I certainly never set out to collect chickens but it seems I have a chicken collection. My older daughter was probably the first to give us chickens. This rooster she gave me sat on top of our refrigerator in Northampton but now sits on her bench that became a part of our gallery wall.

The other end of the gallery wall is where most of the chickens reside.

This chicken, an original painting gifted by our oldest daughter to her father, is in the rear of the middle box:


That box also contains a chicken I bought thinking of it more as part of a collection of our art made of discarded materials (the body is made of recycled plastic bags) than of the fact that it was a chicken but since it was a chicken it ended up in front of the painting. For a long time, I couldn’t remember where I bought him, but then I saw a basket of them at a Sidewalk Sale at the Smith College Art Museum and realized he must have come from an earlier Sidewalk Sale.

I love that his cockscomb is made from a plastic fork. Some other chickens have migrated to this shelf as well. The glass one on the right had been in an Easter basket one year, and I think the little Loteria card matchbox on the right is one from one of my husband’s Christmas stockings.
I have also contributed to the chicken collection in other ways. The little painted one on the left is a Dala chicken I recently bought from the Swedish American Museum here in Chicago. Many years ago, I also bought the handpainted plate in the bottom box in an antique store that was in Florence for a while.

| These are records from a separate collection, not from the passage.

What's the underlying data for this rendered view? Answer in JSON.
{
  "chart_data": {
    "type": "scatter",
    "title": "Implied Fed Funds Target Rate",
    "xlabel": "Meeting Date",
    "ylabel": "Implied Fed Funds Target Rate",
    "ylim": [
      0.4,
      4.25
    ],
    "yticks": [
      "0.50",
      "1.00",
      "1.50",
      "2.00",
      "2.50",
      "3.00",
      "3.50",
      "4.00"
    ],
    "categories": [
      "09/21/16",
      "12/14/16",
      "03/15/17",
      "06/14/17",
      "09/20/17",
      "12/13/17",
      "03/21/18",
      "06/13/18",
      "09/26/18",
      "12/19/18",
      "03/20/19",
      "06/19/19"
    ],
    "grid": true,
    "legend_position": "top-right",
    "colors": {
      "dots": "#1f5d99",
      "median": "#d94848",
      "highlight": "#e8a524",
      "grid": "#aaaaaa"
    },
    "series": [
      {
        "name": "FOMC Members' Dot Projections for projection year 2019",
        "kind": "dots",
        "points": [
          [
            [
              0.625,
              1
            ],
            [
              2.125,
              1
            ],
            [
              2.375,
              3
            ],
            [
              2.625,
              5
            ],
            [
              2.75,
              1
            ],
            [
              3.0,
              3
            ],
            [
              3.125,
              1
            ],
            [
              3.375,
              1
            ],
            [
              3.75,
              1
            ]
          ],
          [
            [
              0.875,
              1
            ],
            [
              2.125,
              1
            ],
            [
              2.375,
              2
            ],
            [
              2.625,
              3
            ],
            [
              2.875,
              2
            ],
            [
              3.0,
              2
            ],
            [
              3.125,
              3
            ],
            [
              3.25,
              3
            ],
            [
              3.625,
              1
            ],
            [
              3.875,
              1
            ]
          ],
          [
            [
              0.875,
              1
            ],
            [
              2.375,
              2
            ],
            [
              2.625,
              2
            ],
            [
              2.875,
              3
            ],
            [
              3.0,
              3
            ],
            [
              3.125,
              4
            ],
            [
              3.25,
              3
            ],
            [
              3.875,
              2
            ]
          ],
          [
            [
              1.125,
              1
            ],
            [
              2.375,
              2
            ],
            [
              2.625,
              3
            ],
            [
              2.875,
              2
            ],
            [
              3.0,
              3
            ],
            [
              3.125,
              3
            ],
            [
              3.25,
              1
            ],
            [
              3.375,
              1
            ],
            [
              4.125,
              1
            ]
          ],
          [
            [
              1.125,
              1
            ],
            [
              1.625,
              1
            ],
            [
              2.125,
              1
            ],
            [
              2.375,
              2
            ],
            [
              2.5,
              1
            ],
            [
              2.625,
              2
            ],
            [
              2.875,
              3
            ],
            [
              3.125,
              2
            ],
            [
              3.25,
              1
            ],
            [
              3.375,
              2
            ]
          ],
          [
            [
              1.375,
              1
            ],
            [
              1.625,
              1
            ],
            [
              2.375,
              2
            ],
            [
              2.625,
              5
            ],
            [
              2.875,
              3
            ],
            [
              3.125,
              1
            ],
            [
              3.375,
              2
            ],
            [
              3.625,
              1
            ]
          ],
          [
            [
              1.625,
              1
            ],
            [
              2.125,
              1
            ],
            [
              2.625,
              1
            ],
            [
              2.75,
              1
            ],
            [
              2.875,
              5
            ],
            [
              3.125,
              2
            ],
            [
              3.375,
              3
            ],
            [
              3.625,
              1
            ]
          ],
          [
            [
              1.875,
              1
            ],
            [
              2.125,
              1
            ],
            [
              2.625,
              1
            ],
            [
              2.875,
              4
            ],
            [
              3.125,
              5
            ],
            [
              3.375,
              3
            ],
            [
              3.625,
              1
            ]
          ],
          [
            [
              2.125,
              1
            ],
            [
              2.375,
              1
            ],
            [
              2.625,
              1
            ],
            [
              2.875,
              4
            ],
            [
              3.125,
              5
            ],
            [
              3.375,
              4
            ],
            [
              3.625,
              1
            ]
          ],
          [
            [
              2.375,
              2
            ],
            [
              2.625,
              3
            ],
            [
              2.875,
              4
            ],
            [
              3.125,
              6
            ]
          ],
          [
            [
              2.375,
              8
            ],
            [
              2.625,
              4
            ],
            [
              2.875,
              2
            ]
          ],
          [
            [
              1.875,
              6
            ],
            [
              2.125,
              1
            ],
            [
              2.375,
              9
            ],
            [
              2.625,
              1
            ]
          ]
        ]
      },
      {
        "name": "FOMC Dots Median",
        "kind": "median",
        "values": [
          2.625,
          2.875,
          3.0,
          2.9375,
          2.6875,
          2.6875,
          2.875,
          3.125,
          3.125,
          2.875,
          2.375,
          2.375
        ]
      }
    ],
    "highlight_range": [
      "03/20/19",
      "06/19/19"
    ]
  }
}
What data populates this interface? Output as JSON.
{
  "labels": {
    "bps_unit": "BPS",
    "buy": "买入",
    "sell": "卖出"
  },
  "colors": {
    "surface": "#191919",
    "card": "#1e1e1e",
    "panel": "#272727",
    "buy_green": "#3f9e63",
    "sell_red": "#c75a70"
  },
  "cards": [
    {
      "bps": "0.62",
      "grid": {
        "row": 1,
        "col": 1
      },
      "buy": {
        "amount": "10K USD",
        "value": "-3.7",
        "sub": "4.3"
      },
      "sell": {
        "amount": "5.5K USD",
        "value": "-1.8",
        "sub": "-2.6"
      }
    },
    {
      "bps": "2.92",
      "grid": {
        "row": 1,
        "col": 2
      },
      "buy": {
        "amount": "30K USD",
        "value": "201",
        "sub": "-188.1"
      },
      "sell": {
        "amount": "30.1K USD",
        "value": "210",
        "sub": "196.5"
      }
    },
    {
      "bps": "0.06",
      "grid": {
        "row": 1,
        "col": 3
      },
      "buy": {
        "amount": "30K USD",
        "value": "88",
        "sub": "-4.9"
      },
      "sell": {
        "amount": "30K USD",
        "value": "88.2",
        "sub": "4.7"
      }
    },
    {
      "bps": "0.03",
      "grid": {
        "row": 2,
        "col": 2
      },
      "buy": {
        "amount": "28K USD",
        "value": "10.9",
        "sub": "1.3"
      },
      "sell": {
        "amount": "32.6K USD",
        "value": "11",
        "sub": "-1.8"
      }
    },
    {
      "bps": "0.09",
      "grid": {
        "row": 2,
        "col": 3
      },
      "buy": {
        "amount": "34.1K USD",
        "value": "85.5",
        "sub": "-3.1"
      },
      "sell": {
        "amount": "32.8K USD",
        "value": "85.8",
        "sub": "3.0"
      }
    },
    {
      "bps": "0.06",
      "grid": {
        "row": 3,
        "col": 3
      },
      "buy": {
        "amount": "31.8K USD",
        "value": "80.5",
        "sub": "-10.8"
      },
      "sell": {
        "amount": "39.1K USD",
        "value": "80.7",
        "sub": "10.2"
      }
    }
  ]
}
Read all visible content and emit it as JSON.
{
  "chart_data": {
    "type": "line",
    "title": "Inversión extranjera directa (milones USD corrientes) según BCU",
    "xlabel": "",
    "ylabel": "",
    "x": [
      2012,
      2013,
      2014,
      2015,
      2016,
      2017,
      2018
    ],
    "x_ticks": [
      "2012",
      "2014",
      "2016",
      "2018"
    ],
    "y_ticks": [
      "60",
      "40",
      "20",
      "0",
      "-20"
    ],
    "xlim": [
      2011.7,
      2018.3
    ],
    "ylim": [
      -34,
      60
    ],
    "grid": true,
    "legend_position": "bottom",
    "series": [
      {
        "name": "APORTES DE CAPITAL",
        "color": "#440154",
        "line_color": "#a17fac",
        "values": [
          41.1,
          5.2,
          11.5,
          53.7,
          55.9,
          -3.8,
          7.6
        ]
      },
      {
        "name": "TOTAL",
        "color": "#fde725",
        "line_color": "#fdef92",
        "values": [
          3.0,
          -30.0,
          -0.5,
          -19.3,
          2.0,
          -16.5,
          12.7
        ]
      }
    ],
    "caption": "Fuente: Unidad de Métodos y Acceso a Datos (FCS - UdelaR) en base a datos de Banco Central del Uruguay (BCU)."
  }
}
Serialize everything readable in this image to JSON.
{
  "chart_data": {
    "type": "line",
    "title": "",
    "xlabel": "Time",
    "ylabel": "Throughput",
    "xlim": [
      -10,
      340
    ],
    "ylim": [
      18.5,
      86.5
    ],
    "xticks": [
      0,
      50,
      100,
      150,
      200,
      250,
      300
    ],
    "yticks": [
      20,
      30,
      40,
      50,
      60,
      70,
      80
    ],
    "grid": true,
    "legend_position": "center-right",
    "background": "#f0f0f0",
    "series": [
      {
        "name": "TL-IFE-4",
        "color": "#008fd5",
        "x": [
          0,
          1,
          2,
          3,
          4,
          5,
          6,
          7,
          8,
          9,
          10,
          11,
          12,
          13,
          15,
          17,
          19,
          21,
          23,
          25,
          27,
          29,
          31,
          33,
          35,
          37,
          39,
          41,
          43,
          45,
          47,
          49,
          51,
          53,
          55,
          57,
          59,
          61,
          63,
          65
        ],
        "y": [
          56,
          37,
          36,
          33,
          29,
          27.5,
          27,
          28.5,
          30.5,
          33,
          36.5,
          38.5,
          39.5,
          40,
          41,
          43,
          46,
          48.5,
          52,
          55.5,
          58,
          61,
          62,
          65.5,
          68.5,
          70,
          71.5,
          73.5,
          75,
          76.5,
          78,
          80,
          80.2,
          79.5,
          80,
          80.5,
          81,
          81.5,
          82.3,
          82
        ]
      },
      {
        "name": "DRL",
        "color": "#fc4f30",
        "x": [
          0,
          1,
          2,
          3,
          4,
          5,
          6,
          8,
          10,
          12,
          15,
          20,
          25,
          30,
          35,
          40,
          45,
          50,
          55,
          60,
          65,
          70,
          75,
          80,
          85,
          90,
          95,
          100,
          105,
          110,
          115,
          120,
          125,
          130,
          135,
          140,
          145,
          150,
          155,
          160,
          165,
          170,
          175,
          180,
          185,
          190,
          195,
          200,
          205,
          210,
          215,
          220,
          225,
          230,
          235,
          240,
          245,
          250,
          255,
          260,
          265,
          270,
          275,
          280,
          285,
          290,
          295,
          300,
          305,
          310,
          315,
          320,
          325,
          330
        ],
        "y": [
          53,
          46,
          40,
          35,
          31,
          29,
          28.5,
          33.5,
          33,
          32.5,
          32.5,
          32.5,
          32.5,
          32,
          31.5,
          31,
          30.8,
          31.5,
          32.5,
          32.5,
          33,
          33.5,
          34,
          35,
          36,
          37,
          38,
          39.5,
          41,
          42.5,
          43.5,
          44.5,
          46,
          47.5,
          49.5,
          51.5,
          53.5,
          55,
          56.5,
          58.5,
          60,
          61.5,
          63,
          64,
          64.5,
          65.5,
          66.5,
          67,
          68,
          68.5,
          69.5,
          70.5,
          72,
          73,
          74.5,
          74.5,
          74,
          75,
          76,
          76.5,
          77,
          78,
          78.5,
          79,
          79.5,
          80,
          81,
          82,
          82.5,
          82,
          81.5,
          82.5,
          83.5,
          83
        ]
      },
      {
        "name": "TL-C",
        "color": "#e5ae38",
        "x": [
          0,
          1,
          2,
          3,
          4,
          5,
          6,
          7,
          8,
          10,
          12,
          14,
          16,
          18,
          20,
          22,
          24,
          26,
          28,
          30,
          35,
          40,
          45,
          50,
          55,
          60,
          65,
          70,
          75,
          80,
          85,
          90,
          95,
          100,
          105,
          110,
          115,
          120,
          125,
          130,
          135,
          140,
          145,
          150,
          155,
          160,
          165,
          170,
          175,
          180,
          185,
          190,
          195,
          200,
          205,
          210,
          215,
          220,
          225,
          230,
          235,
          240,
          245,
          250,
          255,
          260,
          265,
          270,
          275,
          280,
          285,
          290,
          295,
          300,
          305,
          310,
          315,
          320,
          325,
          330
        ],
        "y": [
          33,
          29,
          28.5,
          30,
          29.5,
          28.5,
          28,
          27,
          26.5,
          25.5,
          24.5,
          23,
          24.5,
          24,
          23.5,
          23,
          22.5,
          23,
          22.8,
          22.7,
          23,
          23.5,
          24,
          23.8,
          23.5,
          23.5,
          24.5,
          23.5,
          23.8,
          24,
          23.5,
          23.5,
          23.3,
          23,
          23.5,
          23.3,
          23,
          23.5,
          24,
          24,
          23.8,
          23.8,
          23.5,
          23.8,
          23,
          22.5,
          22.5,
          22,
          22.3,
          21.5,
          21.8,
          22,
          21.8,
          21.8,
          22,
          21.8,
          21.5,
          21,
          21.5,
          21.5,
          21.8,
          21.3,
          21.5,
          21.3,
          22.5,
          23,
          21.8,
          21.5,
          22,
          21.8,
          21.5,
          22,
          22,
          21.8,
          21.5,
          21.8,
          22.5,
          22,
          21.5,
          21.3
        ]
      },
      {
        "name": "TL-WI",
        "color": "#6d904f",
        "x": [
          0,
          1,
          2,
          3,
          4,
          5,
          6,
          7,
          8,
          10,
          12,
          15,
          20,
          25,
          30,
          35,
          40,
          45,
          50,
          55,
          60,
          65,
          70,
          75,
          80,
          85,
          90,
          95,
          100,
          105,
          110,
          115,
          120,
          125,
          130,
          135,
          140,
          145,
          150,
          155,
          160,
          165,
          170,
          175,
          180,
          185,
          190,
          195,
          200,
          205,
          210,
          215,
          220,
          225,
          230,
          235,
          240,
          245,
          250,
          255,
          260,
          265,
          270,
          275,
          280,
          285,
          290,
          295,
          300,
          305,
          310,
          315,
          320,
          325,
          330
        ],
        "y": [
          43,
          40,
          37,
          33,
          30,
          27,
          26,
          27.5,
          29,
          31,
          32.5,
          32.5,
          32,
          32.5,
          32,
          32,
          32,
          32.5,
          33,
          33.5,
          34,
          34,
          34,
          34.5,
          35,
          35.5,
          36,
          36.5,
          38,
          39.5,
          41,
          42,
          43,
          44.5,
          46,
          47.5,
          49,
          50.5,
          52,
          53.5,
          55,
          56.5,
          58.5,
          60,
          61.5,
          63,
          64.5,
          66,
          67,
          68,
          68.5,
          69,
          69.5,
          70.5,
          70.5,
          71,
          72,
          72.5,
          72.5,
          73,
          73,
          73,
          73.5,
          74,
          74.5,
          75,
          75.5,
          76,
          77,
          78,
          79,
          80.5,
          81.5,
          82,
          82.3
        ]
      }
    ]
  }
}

The back of it says, “Today would have been my parent’s 51st wedding anniversary Denise J. Myers 8-16-2003. Since August 16 is also the day my parents were married (in 1947), this plate had to come home with me.

That little chick in the corner is another Easter basket gift and is also from a Smith College Art Museum Sidewalk Sale. Items bought for Easter that then stick around is certainly a source for the chicken collection. Our kitchen hosts a chicken I bought from the Dollar Tree that looked so good here it never went into the Easter box.

And now I’ve even made a chicken. I saw some potholder loop chickens at the felting store in South Deerfield last summer and just had to make one.

I think I wrote before about this card my Birmingham niece gave me, which made me realize that perhaps a chicken collection wasn’t so weird for someone who also collects suns and mermaids.

And I recently learned about the benefit of a chicken collection at an exhibit at the Swedish American Museum “Swedish Folk Painting: Tradition and Change.” Artist Alison Aune said of the traditional pieces that inspired her rooster paintings: “Because the rooster is always on alert these paintings were placed in the house for good luck and protection.” With all our chickens, we should be well protected!